The Several Hemingways. Tired or not, Hemingway is a man who likes to relax with memories. Once, he remembers, there was a battered old prizefighter in Key West who wanted to make a comeback and asked Hemingway to referee. "It was a Negro section," Hemingway recalls, "and they really introduced me in the ring: 'The referee for tonight's bouts, that world-famous millionaire sportsman and playboy, Mr. Ernest Hemingway!' Playboy was the greatest title they thought they could give a man. How can the Nobel Prize move a man who has heard plaudits like that?"

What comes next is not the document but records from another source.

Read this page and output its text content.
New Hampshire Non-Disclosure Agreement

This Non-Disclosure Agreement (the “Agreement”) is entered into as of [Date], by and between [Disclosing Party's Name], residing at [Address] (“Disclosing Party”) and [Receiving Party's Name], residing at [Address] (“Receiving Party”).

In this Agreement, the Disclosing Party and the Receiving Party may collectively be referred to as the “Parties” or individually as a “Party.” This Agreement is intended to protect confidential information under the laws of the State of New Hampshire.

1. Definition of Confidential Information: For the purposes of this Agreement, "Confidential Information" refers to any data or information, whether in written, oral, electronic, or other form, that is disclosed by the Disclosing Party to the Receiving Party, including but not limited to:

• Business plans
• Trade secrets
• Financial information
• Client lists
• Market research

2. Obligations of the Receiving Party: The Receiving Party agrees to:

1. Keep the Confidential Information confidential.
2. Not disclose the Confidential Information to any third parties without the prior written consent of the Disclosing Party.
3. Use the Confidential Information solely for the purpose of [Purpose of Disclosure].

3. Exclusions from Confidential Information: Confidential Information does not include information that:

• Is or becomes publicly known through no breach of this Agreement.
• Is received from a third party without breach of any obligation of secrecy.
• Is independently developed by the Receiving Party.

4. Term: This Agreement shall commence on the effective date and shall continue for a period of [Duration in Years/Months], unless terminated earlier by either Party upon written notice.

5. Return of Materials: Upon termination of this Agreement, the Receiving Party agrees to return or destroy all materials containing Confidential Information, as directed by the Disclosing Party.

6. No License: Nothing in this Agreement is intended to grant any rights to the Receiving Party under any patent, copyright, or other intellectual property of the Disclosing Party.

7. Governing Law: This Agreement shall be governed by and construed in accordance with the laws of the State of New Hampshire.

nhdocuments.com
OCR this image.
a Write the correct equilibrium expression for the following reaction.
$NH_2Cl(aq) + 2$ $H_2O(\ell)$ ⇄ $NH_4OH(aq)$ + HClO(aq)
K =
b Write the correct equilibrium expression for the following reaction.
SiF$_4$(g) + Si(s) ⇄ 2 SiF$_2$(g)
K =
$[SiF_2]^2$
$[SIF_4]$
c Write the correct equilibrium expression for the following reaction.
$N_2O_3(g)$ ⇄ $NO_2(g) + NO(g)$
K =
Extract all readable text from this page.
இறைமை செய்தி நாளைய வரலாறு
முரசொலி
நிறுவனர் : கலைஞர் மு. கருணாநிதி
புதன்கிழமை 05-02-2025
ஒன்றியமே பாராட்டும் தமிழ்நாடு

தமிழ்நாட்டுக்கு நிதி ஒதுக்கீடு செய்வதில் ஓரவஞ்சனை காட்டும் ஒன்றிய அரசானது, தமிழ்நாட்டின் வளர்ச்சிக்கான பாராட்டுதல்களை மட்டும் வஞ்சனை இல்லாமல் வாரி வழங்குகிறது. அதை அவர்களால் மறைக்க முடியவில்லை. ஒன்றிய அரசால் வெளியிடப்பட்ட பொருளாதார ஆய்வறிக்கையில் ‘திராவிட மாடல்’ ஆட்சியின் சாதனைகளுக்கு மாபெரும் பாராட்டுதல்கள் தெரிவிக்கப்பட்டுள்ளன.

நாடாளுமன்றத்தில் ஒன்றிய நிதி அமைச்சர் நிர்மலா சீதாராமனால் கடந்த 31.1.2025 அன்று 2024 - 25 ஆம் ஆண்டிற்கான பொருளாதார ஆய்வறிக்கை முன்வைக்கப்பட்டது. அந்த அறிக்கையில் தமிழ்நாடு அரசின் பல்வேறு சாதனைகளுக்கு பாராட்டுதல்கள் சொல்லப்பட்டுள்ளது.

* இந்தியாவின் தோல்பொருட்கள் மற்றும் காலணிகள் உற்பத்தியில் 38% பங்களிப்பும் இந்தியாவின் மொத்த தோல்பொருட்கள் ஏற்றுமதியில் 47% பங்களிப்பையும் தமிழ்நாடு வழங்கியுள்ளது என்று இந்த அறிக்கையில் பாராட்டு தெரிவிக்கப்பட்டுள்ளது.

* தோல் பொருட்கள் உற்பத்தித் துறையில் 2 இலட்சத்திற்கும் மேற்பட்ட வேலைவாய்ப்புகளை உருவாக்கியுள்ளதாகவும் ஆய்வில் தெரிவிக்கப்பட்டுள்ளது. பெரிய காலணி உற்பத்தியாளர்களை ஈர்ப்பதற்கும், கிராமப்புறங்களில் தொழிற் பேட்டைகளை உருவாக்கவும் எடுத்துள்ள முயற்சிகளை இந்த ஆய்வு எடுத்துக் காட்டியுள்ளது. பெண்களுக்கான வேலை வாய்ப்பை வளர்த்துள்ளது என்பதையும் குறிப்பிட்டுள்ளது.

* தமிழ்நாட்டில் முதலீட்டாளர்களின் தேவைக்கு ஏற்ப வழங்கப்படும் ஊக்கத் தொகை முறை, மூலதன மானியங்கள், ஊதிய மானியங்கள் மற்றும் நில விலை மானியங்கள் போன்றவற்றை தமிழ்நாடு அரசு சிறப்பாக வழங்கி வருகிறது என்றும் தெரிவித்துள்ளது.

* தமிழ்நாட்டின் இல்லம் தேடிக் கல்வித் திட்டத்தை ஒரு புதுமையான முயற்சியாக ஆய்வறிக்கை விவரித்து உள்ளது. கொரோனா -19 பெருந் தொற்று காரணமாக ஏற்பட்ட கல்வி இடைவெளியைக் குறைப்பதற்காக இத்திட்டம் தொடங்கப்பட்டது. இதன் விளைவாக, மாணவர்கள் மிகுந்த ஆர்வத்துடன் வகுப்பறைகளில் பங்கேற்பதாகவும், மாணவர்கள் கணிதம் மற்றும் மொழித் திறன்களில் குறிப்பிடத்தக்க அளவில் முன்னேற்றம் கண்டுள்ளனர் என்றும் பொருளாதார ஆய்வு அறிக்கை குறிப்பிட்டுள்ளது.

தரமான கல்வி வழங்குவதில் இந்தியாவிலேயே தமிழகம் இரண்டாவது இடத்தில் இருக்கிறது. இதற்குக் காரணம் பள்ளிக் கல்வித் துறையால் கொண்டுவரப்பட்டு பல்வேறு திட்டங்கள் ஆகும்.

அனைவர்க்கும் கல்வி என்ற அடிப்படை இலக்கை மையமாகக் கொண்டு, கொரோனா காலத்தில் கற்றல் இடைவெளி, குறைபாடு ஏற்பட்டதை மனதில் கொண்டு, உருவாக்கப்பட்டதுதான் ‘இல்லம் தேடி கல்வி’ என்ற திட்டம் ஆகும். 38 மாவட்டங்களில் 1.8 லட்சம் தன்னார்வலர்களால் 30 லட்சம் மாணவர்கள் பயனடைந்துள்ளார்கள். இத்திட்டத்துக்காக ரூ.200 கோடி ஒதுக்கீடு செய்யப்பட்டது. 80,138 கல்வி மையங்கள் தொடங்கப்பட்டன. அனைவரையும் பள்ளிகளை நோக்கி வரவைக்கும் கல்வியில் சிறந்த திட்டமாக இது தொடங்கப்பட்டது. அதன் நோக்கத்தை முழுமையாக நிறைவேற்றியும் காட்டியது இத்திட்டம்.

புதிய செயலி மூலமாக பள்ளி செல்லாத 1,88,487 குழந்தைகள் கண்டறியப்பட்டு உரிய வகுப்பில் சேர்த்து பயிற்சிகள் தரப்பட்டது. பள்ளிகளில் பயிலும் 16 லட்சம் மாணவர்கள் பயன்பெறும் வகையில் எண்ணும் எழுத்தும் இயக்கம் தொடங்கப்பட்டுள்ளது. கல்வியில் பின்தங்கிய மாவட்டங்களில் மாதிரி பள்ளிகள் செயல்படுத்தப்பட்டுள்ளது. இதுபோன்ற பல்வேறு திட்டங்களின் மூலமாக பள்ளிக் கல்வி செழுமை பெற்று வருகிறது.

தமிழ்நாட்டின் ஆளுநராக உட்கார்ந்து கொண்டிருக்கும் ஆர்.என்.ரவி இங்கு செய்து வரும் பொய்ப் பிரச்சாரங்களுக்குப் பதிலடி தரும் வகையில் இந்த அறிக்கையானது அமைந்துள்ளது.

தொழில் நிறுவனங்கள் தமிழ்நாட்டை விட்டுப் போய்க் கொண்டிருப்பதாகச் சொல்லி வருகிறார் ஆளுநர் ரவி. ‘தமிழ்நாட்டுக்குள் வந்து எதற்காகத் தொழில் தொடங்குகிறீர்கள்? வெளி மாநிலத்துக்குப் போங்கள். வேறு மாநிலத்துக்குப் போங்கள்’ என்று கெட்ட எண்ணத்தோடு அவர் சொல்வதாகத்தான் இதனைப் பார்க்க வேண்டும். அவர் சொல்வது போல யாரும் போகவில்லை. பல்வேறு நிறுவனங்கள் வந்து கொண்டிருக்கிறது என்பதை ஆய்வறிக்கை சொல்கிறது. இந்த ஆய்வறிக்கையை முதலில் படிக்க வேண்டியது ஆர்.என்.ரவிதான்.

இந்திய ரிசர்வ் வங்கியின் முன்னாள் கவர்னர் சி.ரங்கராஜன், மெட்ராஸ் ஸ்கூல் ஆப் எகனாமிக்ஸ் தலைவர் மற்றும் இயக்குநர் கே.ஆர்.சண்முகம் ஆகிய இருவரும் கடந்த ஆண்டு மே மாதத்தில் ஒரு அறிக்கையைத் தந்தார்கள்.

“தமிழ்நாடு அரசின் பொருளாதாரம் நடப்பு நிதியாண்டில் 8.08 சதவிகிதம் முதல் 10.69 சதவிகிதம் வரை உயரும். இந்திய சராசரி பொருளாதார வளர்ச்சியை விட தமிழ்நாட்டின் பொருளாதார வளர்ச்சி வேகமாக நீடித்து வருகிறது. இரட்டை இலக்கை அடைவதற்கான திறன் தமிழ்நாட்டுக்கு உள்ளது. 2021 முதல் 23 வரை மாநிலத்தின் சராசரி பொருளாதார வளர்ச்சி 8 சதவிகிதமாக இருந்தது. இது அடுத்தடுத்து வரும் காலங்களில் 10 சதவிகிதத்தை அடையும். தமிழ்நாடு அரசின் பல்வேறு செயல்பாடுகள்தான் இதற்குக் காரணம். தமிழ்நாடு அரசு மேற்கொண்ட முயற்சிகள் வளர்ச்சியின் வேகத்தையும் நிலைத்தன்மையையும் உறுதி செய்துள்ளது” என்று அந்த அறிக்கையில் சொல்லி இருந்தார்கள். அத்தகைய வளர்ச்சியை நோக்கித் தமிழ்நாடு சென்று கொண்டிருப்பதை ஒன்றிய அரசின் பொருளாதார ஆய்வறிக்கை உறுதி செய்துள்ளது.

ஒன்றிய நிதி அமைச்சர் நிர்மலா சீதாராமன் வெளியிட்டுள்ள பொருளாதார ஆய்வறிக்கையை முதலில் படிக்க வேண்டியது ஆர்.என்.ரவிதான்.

While Hemingway was perhaps never a millionaire,*the playboy title often fitted him. Oak Park, Ill. (pop. 63,529) saw the earliest Hemingway—the versatile, outdoors-loving son of respected Dr. and Mrs. Clarence E. Hemingway. Later Oak Park's people wondered, as one of them put it, "how a boy brought up in Christian and Puritan nurture should know and write so well of the devil and the underworld." (He was born a Congregationalist, became a practicing Roman Catholic, now apparently does not go to church). The city room of the Kansas City Star saw him fresh out of high school and itchy for excitement. He left after only seven months of covering "the short-stop run" —police, railroad station, hospital. He lied about his age (18) to join the Red Cross ambulance service. Soon, postcards came back from the Italian front. "Having a wonderful time," they said.

The Hemingway who first stepped into Gertrude Stein's salon in postwar Paris was 22, "rather foreign looking, with passionately interested, rather than interesting eyes." But the Hemingway she remembered later, after they had parted company, was "yellow . . . just like the flatboat men on the Mississippi River as described by Mark Twain."